Whilst a Marxist approach focuses not only the ideology and background of the author but also the struggle for a classless society, they are certain strengths and limitations to this approach. As previously discussed, the Marxist approach does not take into account basic human nature, such as the desire to progress, and the selfishness that is innate to us mammals. Therefore, for this reason, I would believe the Marxist approach to have more limitations than strengths. Although this approach does take into account the literary works from the “social institutions they originate from”, in particular the background and ideology of the author. I personally find that a novel cannot certainly be in relation to an author’s surroundings, and so whilst we may make the judgment that Conrad’s writing reflected on his travels and own background, this is not guaranteed nor certain.
However, the limitation of the Marxist theory that every human desire to progress, as well as innate selfish emotions within them I feel is common within most readers and therefore more reliable and relatable.
A feminist literary approach is a reiteration of degrading women through an economic, social, or political manner, or perhaps even casting them aside. As previously mentioned, not only are female characters are barely mentioned within Heart of Darkness, they are portrayed to be objects for men, or degrading through verbal lash. We are clearly able to see the subjection of women within this novella, creating an evident feminist approach to study. However, whilst women are barely mentioned throughout the text, men are not praised nor empowered, suggesting that perhaps Conrad was not essentially anti-feminist within his writings.

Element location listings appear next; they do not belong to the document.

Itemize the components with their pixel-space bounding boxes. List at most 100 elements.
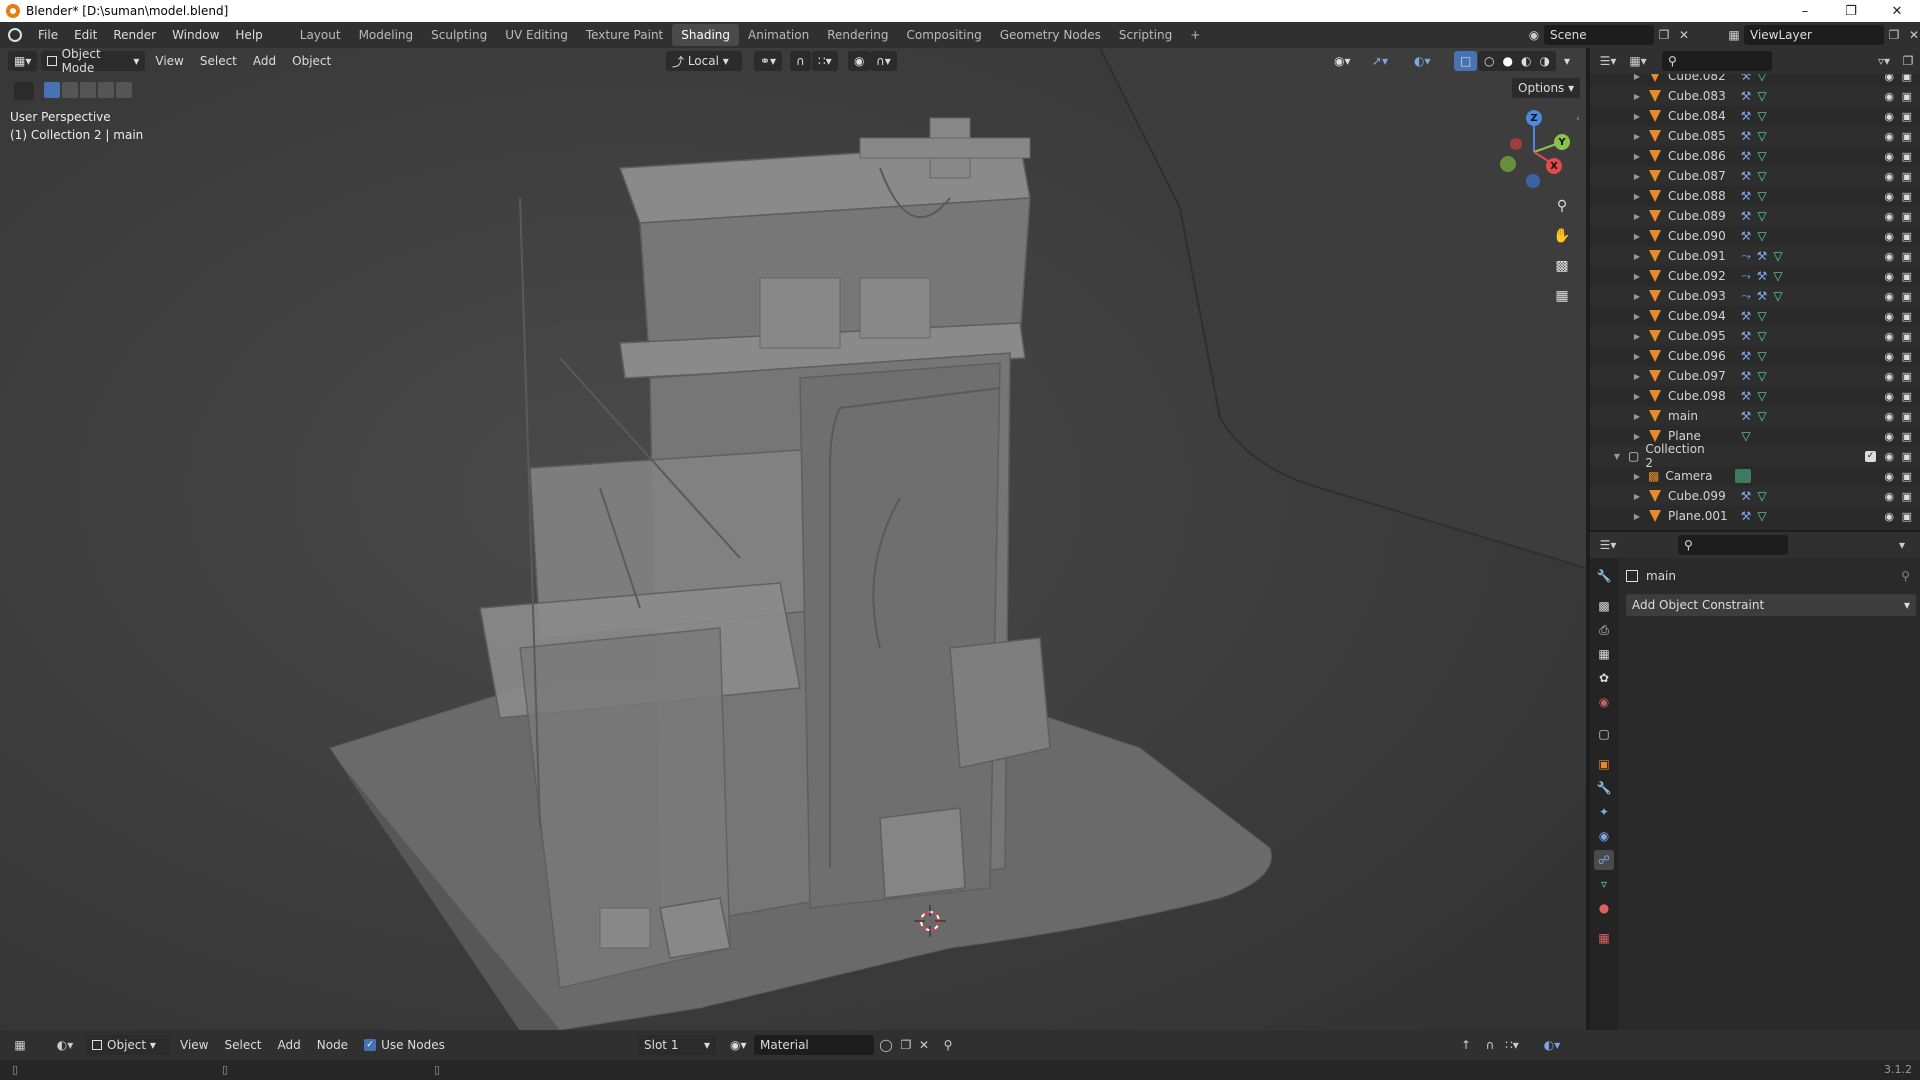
menu-add[interactable]: Add <box>247 51 282 71</box>
render-tab-icon[interactable]: ▩ <box>1594 596 1614 616</box>
expand-arrow-icon[interactable]: ▶ <box>1632 252 1642 261</box>
modifier-wrench-icon[interactable]: ⚒ <box>1738 229 1754 243</box>
modifier-wrench-icon[interactable]: ⚒ <box>1738 509 1754 523</box>
render-camera-icon[interactable]: ▣ <box>1902 230 1912 243</box>
object-tab-icon[interactable]: ▣ <box>1594 754 1614 774</box>
select-intersect-icon[interactable] <box>116 82 132 98</box>
visibility-eye-icon[interactable]: ◉ <box>1884 210 1894 223</box>
outliner-row[interactable]: ▶ Cube.096 ⚒ ▽ ◉ ▣ <box>1590 346 1920 366</box>
expand-arrow-icon[interactable]: ▶ <box>1632 272 1642 281</box>
expand-arrow-icon[interactable]: ▶ <box>1632 352 1642 361</box>
modifier-wrench-icon[interactable]: ⚒ <box>1754 269 1770 283</box>
mesh-object-icon[interactable] <box>1648 349 1662 363</box>
filter-icon[interactable]: ▿▾ <box>1874 51 1894 71</box>
outliner[interactable]: ☰▾ ▦▾ ⚲ ▿▾ ❐ ▶ Cube.082 ⚒ ▽ ◉ ▣ ▶ Cube.083 ⚒ ▽ ◉ ▣ ▶… <box>1590 48 1920 530</box>
menu-render[interactable]: Render <box>105 22 164 48</box>
mesh-data-icon[interactable]: ▽ <box>1754 409 1770 423</box>
constraint-tab-icon[interactable]: ☍ <box>1594 850 1614 870</box>
tab-rendering[interactable]: Rendering <box>818 24 897 46</box>
tab-texture-paint[interactable]: Texture Paint <box>577 24 672 46</box>
outliner-row[interactable]: ▶ Cube.098 ⚒ ▽ ◉ ▣ <box>1590 386 1920 406</box>
modifier-wrench-icon[interactable]: ⚒ <box>1738 74 1754 83</box>
mesh-data-icon[interactable]: ▽ <box>1754 149 1770 163</box>
menu-select[interactable]: Select <box>194 51 243 71</box>
mesh-data-icon[interactable]: ▽ <box>1754 229 1770 243</box>
particles-tab-icon[interactable]: ✦ <box>1594 802 1614 822</box>
expand-arrow-icon[interactable]: ▼ <box>1612 452 1622 461</box>
modifier-wrench-icon[interactable]: ⚒ <box>1754 289 1770 303</box>
mesh-data-icon[interactable]: ▽ <box>1754 169 1770 183</box>
overlay-toggle-icon[interactable]: ◐▾ <box>1408 51 1437 71</box>
properties-editor[interactable]: ☰▾ ⚲ ▾ 🔧 ▩ ⎙ ▦ ✿ ◉ ▢ ▣ 🔧 ✦ ◉ ☍ ▿ ● ▦ mai… <box>1590 532 1920 1030</box>
expand-arrow-icon[interactable]: ▶ <box>1632 512 1642 521</box>
expand-arrow-icon[interactable]: ▶ <box>1632 392 1642 401</box>
new-material-icon[interactable]: ❐ <box>896 1035 916 1055</box>
outliner-row[interactable]: ▶ Cube.089 ⚒ ▽ ◉ ▣ <box>1590 206 1920 226</box>
tab-sculpting[interactable]: Sculpting <box>422 24 496 46</box>
expand-arrow-icon[interactable]: ▶ <box>1632 432 1642 441</box>
mesh-data-icon[interactable]: ▽ <box>1754 509 1770 523</box>
mesh-object-icon[interactable] <box>1648 89 1662 103</box>
scene-field[interactable]: Scene <box>1544 25 1654 45</box>
node-editor-type-icon[interactable]: ▦ <box>10 1035 30 1055</box>
expand-arrow-icon[interactable]: ▶ <box>1632 372 1642 381</box>
grid-ortho-icon[interactable]: ▦ <box>1550 284 1574 308</box>
visibility-eye-icon[interactable]: ◉ <box>1884 310 1894 323</box>
outliner-row[interactable]: ▼ ▢ Collection 2 ✓ ◉ ▣ <box>1590 442 1920 470</box>
select-new-icon[interactable] <box>44 82 60 98</box>
node-menu-select[interactable]: Select <box>218 1035 267 1055</box>
collection-tab-icon[interactable]: ▢ <box>1594 724 1614 744</box>
mesh-object-icon[interactable] <box>1648 429 1662 443</box>
navigation-gizmo[interactable]: Z Y X <box>1490 108 1570 188</box>
tab-modeling[interactable]: Modeling <box>350 24 423 46</box>
editor-type-icon[interactable]: ▦▾ <box>8 51 38 71</box>
menu-view[interactable]: View <box>149 51 189 71</box>
expand-arrow-icon[interactable]: ▶ <box>1632 192 1642 201</box>
mesh-data-icon[interactable]: ▽ <box>1754 89 1770 103</box>
3d-viewport[interactable]: User Perspective (1) Collection 2 | main… <box>0 48 1586 1030</box>
outliner-item-name[interactable]: Cube.088 <box>1668 189 1738 203</box>
tab-animation[interactable]: Animation <box>739 24 818 46</box>
mesh-object-icon[interactable] <box>1648 289 1662 303</box>
tab-uv-editing[interactable]: UV Editing <box>496 24 577 46</box>
mode-dropdown[interactable]: Object Mode ▾ <box>41 47 146 75</box>
mesh-data-icon[interactable]: ▽ <box>1754 189 1770 203</box>
render-camera-icon[interactable]: ▣ <box>1902 150 1912 163</box>
outliner-item-name[interactable]: Plane.001 <box>1668 509 1738 523</box>
modifier-wrench-icon[interactable]: ⚒ <box>1738 369 1754 383</box>
render-camera-icon[interactable]: ▣ <box>1902 190 1912 203</box>
mesh-data-icon[interactable]: ▽ <box>1738 429 1754 443</box>
pan-hand-icon[interactable]: ✋ <box>1550 224 1574 248</box>
visibility-eye-icon[interactable]: ◉ <box>1884 450 1894 463</box>
physics-tab-icon[interactable]: ◉ <box>1594 826 1614 846</box>
outliner-item-name[interactable]: Cube.087 <box>1668 169 1738 183</box>
view-layer-field[interactable]: ViewLayer <box>1744 25 1884 45</box>
outliner-item-name[interactable]: Cube.095 <box>1668 329 1738 343</box>
visibility-eye-icon[interactable]: ◉ <box>1884 290 1894 303</box>
gizmo-neg-x-axis[interactable] <box>1510 138 1522 150</box>
delete-scene-icon[interactable]: ✕ <box>1674 25 1694 45</box>
visibility-eye-icon[interactable]: ◉ <box>1884 190 1894 203</box>
mesh-object-icon[interactable] <box>1648 309 1662 323</box>
outliner-row[interactable]: ▶ Cube.093 ⤳ ⚒ ▽ ◉ ▣ <box>1590 286 1920 306</box>
fake-user-icon[interactable]: ◯ <box>876 1035 896 1055</box>
transform-orientation-dropdown[interactable]: ⤴ Local ▾ <box>666 51 742 71</box>
scene-selector-icon[interactable]: ◉ <box>1524 25 1544 45</box>
render-camera-icon[interactable]: ▣ <box>1902 130 1912 143</box>
modifier-wrench-icon[interactable]: ⚒ <box>1738 89 1754 103</box>
visibility-eye-icon[interactable]: ◉ <box>1884 250 1894 263</box>
material-name-field[interactable]: Material <box>754 1035 874 1055</box>
new-scene-icon[interactable]: ❐ <box>1654 25 1674 45</box>
outliner-row[interactable]: ▶ Cube.087 ⚒ ▽ ◉ ▣ <box>1590 166 1920 186</box>
outliner-item-name[interactable]: Cube.093 <box>1668 289 1738 303</box>
world-tab-icon[interactable]: ◉ <box>1594 692 1614 712</box>
render-camera-icon[interactable]: ▣ <box>1902 210 1912 223</box>
outliner-item-name[interactable]: Camera <box>1665 469 1735 483</box>
snap-target-icon[interactable]: ∷▾ <box>812 51 838 71</box>
maximize-button[interactable]: ❐ <box>1828 0 1874 22</box>
expand-arrow-icon[interactable]: ▶ <box>1632 132 1642 141</box>
view-layer-icon[interactable]: ▦ <box>1724 25 1744 45</box>
outliner-item-name[interactable]: Cube.091 <box>1668 249 1738 263</box>
outliner-item-name[interactable]: main <box>1668 409 1738 423</box>
node-menu-add[interactable]: Add <box>272 1035 307 1055</box>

This, therefore, creates a limitation for the feminist approach as we do not entirely know whether Conrad was indeed trying to be anti-feminist or merely did not have much need for female characters to narrate the tale of the voyage through the Congo river. However, this is hardly the case as we find the women characters not even able to communicate and voice their thoughts, as well there is backlash present throughout the novel helping us to understand that perhaps the disregard of women is intentional. Therefore, a strength of feminist literary criticism is that it allows readers to rethink the inequality of each gender and reconsider the story from that perspective.